The album won the 1993 Echo award for Most Successful German Album Abroad which is the highest German music industry award. It went on to sell almost two million copies worldwide.

==Critical reception==
AllMusic editor William Cooper opined that "Serenity is an okay listen, albeit a repetitious one. "Got to Get It" is a virtual rewrite of "Mr. Vain", and the beat-heavy tracks "World in Your Hands" and "The Other Side of Me" are unremarkable but competent and entertaining. Serenity may lack substance, but the album should please fans of pleasant, non-threatening dance music." James Muretich from Calgary Herald commented, "Culture Beat has co-ruled the dance clubs with hit after hit after hit recently and Serenity gathers them together, including its recent "Mr. Vain" smash, adds some new tunes and, presto, it's dance party time.
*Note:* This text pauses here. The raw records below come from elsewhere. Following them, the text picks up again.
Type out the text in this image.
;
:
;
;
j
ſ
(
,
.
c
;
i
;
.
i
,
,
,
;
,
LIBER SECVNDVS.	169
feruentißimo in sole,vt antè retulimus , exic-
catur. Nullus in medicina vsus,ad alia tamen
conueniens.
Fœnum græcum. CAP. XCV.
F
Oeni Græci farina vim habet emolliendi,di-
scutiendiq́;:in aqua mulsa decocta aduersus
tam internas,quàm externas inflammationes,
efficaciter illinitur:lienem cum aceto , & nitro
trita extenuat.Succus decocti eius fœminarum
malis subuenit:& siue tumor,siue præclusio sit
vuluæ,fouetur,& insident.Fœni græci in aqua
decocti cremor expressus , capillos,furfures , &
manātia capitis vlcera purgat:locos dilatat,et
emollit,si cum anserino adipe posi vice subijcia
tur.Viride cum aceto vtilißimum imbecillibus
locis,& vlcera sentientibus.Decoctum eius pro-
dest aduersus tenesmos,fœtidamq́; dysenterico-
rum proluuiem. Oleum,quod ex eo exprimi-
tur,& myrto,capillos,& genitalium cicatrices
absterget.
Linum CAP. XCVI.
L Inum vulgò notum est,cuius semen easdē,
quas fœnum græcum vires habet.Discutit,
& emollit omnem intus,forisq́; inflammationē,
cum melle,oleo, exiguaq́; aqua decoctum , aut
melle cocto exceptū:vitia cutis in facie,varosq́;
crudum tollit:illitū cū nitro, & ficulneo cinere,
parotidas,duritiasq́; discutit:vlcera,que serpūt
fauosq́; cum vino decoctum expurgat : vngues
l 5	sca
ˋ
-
A tight, techno, soulful serving of dance grooves, raps and singing, Culture Beat easily ranks a notch above its beats-per-minute competitors." Alan Jones from Music Week wrote that "Germany's latest hitmakers make their album debut, which simply proves the huge debt they owe to fellow countrymen Snap." He felt that "there's little of distinction here with none of the tracks sounding likely to emulate the singles success of "Mr. Vain"."

==Track listing==

Serenity track listing
| # | Title | Length |
|---|---|---|
| 1. | "Serenity (Prolog)" | 2:16 |
| 2. | "Mr. Vain" | 5:37 |
| 3. | "Got to Get It" | 5:21 |
| 4. | "World in Your Hands" | 5:33 |
| 5. | "Adelante!" | 5:38 |
| 6. | "Rocket to the Moon" | 5:47 |
| 7. | "Anything" | 6:24 |
| 8. | "Key to Your Heart" | 4:09 |
| 9. | "The Other Side of Me" | 4:52 |
| 10. | "The Hurt" | 4:15 |
| 11. | "Mother Earth" | 6:11 |
| 12. | "Serenity (Epilog)" | 7:51 |
| 13. | "ID Tania" | 0:06 |
| 14. | "ID Jay" | 0:09 |

==Charts==

===Weekly charts===

Weekly chart performance for Serenity
| Chart (1993–1994) | Peak position |
|---|---|
| Australian Albums (ARIA) | 5 |
| Austrian Albums (Ö3 Austria) | 7 |
| Canada Top Albums/CDs (RPM) | 38 |
| Dutch Albums (Album Top 100) | 12 |
| European Albums (European Top 100 Albums) | 15 |
| Finnish Albums (Suomen virallinen lista) | 2 |
| French Albums (SNEP) | 25 |
| German Albums (Offizielle Top 100) | 8 |
| Hungarian Albums (MAHASZ) | 4 |
| Norwegian Albums (VG-lista) | 10 |
| Swedish Albums (Sverigetopplistan) | 4 |
| Swiss Albums (Schweizer Hitparade) | 8 |
| UK Albums (OCC) | 13 |

===Year-end charts===

1993 year-end chart performance for Serenity
| Chart (1993) | Position |
|---|---|
| European Albums (European Top 100 Albums) | 59 |
| German Albums (Offizielle Top 100) | 28 |
| Swiss Albums (Schweizer Hitparade) | 30 |

1994 year-end chart performance for Serenity
| Chart (1994) | Position |
|---|---|
| Australian Albums (ARIA) | 51 |
| Dutch Albums (Album Top 100) | 58 |
| German Albums (Offizielle Top 100) | 66 |

==Certifications==

Certifications for Serenity
| Region | Certification | Certified units/sales |
| Australia (ARIA) | Gold | 35,000^{^} |
| Austria (IFPI Austria) | Gold | 25,000^{*} |
| Finland (Musiikkituottajat) | Gold | 25,000 |
| France (SNEP) | Gold | 100,000^{*} |
| Germany (BVMI) | Gold | 250,000^{^} |
| Netherlands (NVPI) | Gold | 50,000^{^} |
| Sweden (GLF) | Gold | 50,000^{^} |
| Switzerland (IFPI Switzerland) | Gold | 25,000^{^} |
| United Kingdom (BPI) | Gold | 100,000^{^} |
^{*} Sales figures based on certification alone. ^{^} Shipments figures based on certification alone.